The spoils of travel

The spoils of travel

 

 

 

I once found myself seated next to someone with an elaborate tattoo of Big Ben on his forearm. I asked if he was from London, and he replied “No, but I visited there once.” I asked if he’d travelled anywhere else and he said he hadn’t, which I thought was probably just as well otherwise he’d be like a cross between a coffee table book and the painted man.

 

Souvenirs form a very important part of travel. I used to pick up the obligatory miniature Leaning Tower of Pisa; the White House snow globe; the Egyptian hieroglyphic bookmark; the three-legged, small, carved wooden rhino (cheaper than the ones with four legs) and the clip-on koala, wherever I went. After a few trips I realized that I always consigned them to a kitchen drawer or a box never to be seen again, and I became a bit more discerning in my purchases. The first realization was that I didn’t need to buy anything. I didn’t have to buy the piece of varnished wood shaped like Suriname, with a battery-operated clock on the right and a stuffed piranha on the left, or the pottery hippopotamus with an ashtray for a mouth.

 

Instead, I started to look for one great item to mark each trip. If I didn’t see anything that fit that description, that was fine. Better to return home empty-handed than with a small nodding-headed corgi from London.

 

First thing to do is discover what your destination is renowned for.
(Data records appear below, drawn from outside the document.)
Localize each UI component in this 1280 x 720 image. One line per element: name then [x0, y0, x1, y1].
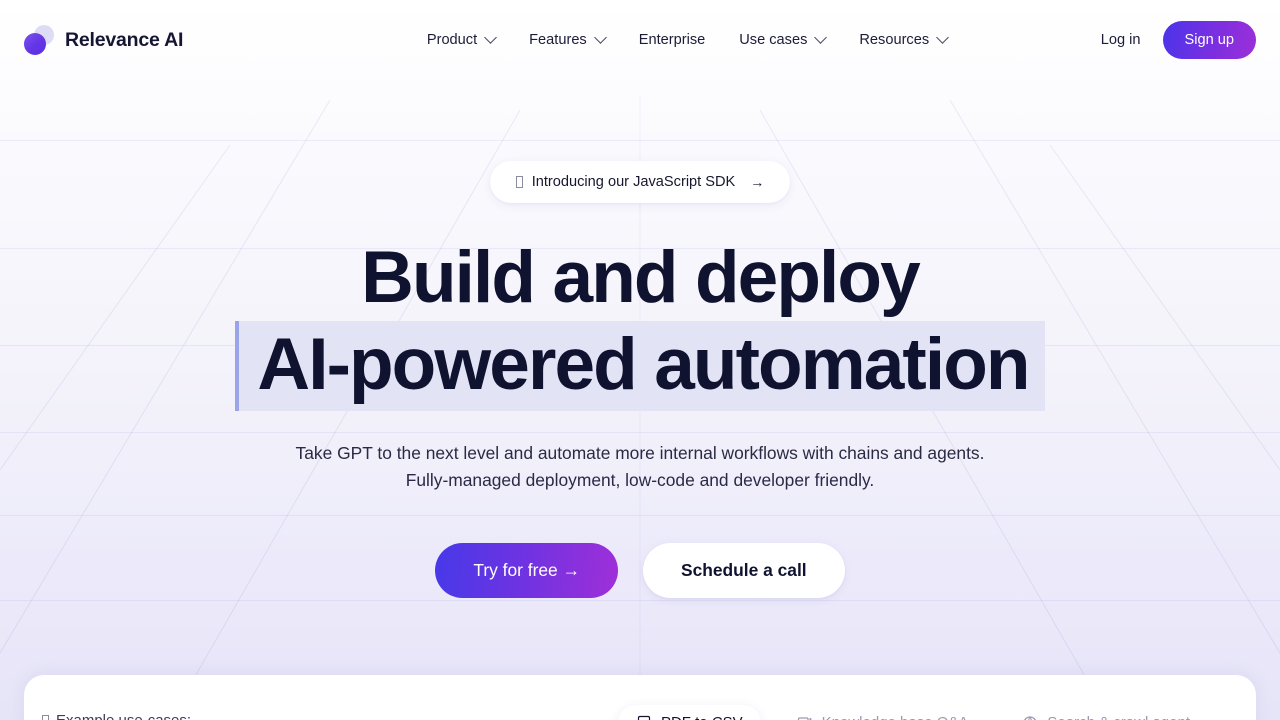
- missing-glyph-box-icon: [42, 714, 49, 720]
- try-for-free-button[interactable]: Try for free →: [435, 543, 618, 599]
- chevron-down-icon: [484, 30, 498, 44]
- announcement-row: Introducing our JavaScript SDK →: [0, 161, 1280, 203]
- site-header: Relevance AI Product Features Enterprise…: [0, 0, 1280, 80]
- signup-button[interactable]: Sign up: [1162, 21, 1256, 59]
- headline-line-2-highlighted: AI-powered automation: [235, 321, 1045, 412]
- globe-search-icon: [1022, 715, 1038, 720]
- use-case-chip-list: PDF PDF to CSV Knowledge base Q&A: [617, 705, 1208, 720]
- missing-glyph-box-icon: [515, 176, 523, 188]
- brand-logo[interactable]: Relevance AI: [24, 25, 183, 55]
- demo-card: Example use-cases: PDF PDF to CSV: [24, 675, 1256, 720]
- book-icon: [797, 715, 813, 720]
- login-link[interactable]: Log in: [1101, 32, 1141, 48]
- hero-headline: Build and deploy AI-powered automation: [0, 237, 1280, 412]
- chip-pdf-to-csv[interactable]: PDF PDF to CSV: [617, 705, 761, 720]
- hero-cta-row: Try for free → Schedule a call: [0, 543, 1280, 599]
- header-actions: Log in Sign up: [1101, 21, 1256, 59]
- subheading-line-1: Take GPT to the next level and automate …: [295, 443, 985, 464]
- chevron-down-icon: [936, 30, 950, 44]
- headline-line-1: Build and deploy: [361, 237, 921, 318]
- nav-label: Features: [529, 32, 587, 48]
- nav-label: Resources: [859, 32, 930, 48]
- chip-search-crawl-agent[interactable]: Search & crawl agent: [1004, 705, 1208, 720]
- arrow-right-icon: →: [750, 174, 765, 190]
- nav-label: Enterprise: [638, 32, 706, 48]
- example-use-cases-label: Example use-cases:: [42, 705, 191, 720]
- announcement-pill[interactable]: Introducing our JavaScript SDK →: [489, 161, 791, 203]
- schedule-a-call-button[interactable]: Schedule a call: [642, 543, 845, 599]
- use-cases-label-text: Example use-cases:: [56, 712, 191, 720]
- nav-item-features[interactable]: Features: [529, 30, 607, 48]
- chevron-down-icon: [593, 30, 607, 44]
- nav-label: Product: [426, 32, 478, 48]
- announcement-text: Introducing our JavaScript SDK: [531, 174, 736, 190]
- nav-item-resources[interactable]: Resources: [859, 30, 950, 48]
- relevance-logo-icon: [24, 25, 54, 55]
- chip-label: Search & crawl agent: [1047, 714, 1190, 720]
- headline-line-2-wrap: AI-powered automation: [0, 321, 1280, 412]
- subheading-line-2: Fully-managed deployment, low-code and d…: [405, 470, 875, 491]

See what arts and crafts they make best. It might be wooden carvings, leather goods, silk or gold jewellery. Next, decide whether you actually want something like that. There’s not much point in getting the genuine hand-made stuffed guinea pig if you’re never going to display it! Finally, do some research to find the best places to go for quality and price.  For me, the most important thing is quality. I don’t mind paying good money, but I want something exceptional: something that will not only be a nice addition to my home, but also a great reminder of my trip. And, if you’re really shrewd and take it to the next level, it can actually be a good investment.

 

Hotels, galleries and shops that cater to tourists are always the most expensive, but don’t abandon them completely because they often have the best quality. Buying from local markets gives you the opportunity not only to bargain, but also quite often to interact with the person who made the item. Look for local charitable or community organizations such as women’s shelters or orphanages where your money also ends up doing some good.  Check the internet for tips from other travellers and ask around once you’re there – although be wary of recommendations made by people who might be on commission!

 

Make sure that before you leave home you check to see what you can and can not bring back into your country – it would be very disappointing to carry a 7-foot tall wooden giraffe all the way from East Africa only to have it confiscated when you get home because the wood’s not properly treated. Not that I’m speaking from experience, of course!